Its like this whole site is about the wiiU hardware now... Jesus... (Least in terms of the most popular posts anyway)
PC Specs: CPU: 7800X3D || GPU: Strix 4090 || RAM: 32GB DDR5 6000 || Main SSD: WD 2TB SN850
Its like this whole site is about the wiiU hardware now... Jesus... (Least in terms of the most popular posts anyway)

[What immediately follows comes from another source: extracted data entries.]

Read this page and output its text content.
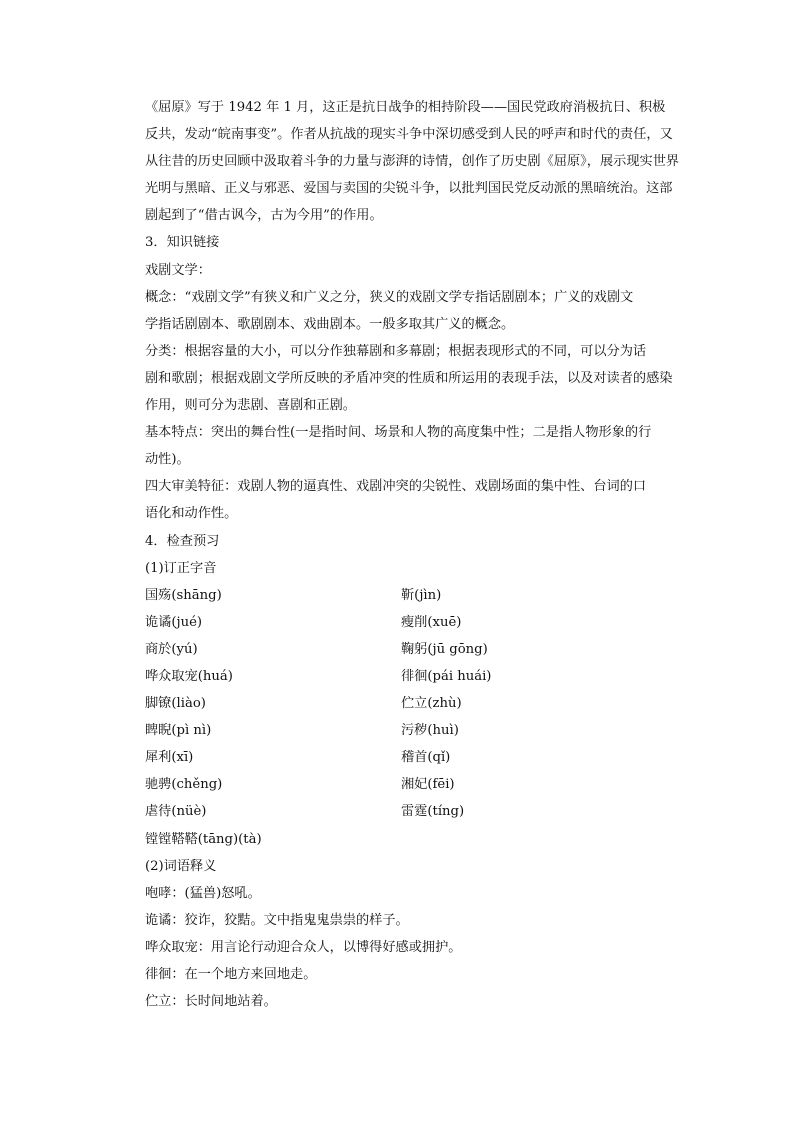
《屈原》写于 1942 年 1 月，这正是抗日战争的相持阶段——国民党政府消极抗日、积极

反共，发动“皖南事变”。作者从抗战的现实斗争中深切感受到人民的呼声和时代的责任，又

从往昔的历史回顾中汲取着斗争的力量与澎湃的诗情，创作了历史剧《屈原》，展示现实世界

光明与黑暗、正义与邪恶、爱国与卖国的尖锐斗争，以批判国民党反动派的黑暗统治。这部

剧起到了“借古讽今，古为今用”的作用。

3．知识链接

戏剧文学：

概念：“戏剧文学”有狭义和广义之分，狭义的戏剧文学专指话剧剧本；广义的戏剧文

学指话剧剧本、歌剧剧本、戏曲剧本。一般多取其广义的概念。

分类：根据容量的大小，可以分作独幕剧和多幕剧；根据表现形式的不同，可以分为话

剧和歌剧；根据戏剧文学所反映的矛盾冲突的性质和所运用的表现手法，以及对读者的感染

作用，则可分为悲剧、喜剧和正剧。

基本特点：突出的舞台性(一是指时间、场景和人物的高度集中性；二是指人物形象的行

动性)。

四大审美特征：戏剧人物的逼真性、戏剧冲突的尖锐性、戏剧场面的集中性、台词的口

语化和动作性。

4．检查预习

(1)订正字音

国殇(shāng)	靳(jìn)
诡谲(jué)	瘦削(xuē)
商於(yú)	鞠躬(jū gōng)
哗众取宠(huá)	徘徊(pái huái)
脚镣(liào)	伫立(zhù)
睥睨(pì nì)	污秽(huì)
犀利(xī)	稽首(qǐ)
驰骋(chěng)	湘妃(fēi)
虐待(nüè)	雷霆(tíng)

镗镗鞳鞳(tāng)(tà)

(2)词语释义

咆哮：(猛兽)怒吼。

诡谲：狡诈，狡黠。文中指鬼鬼祟祟的样子。

哗众取宠：用言论行动迎合众人，以博得好感或拥护。

徘徊：在一个地方来回地走。

伫立：长时间地站着。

PC Specs: CPU: 7800X3D || GPU: Strix 4090 || RAM: 32GB DDR5 6000 || Main SSD: WD 2TB SN850
Jizz_Beard_thePirate said: Its like this whole site is about the wiiU hardware now... Jesus... (Least in terms of the most popular posts anyway) |
If were megafenix were gone this place would be a better site by now ...
binary solo said:
So actually 70GB/s then. |
actually no, way to low or what renesas and shinen have said, and that aint enough for achieving 720p with just 7MB of edram when the xbox 360 has to use 10MB
here
http://developer.amd.com/resources/documentation-articles/articles-whitepapers/opencl-optimization-case-study-fast-fourier-transform-part-ii/
"
OpenCL™ Optimization Case Study Fast Fourier Transform – Part II
Local memory or Local Data Share (LDS) is a high-bandwidth memory used for data-sharing among work-items within a work-group. ATI Radeon™ HD 5000 series GPUs have 32 KB of local memory on each compute unit. Figure 1 shows the OpenCL™ memory hierarchy for GPUs [1].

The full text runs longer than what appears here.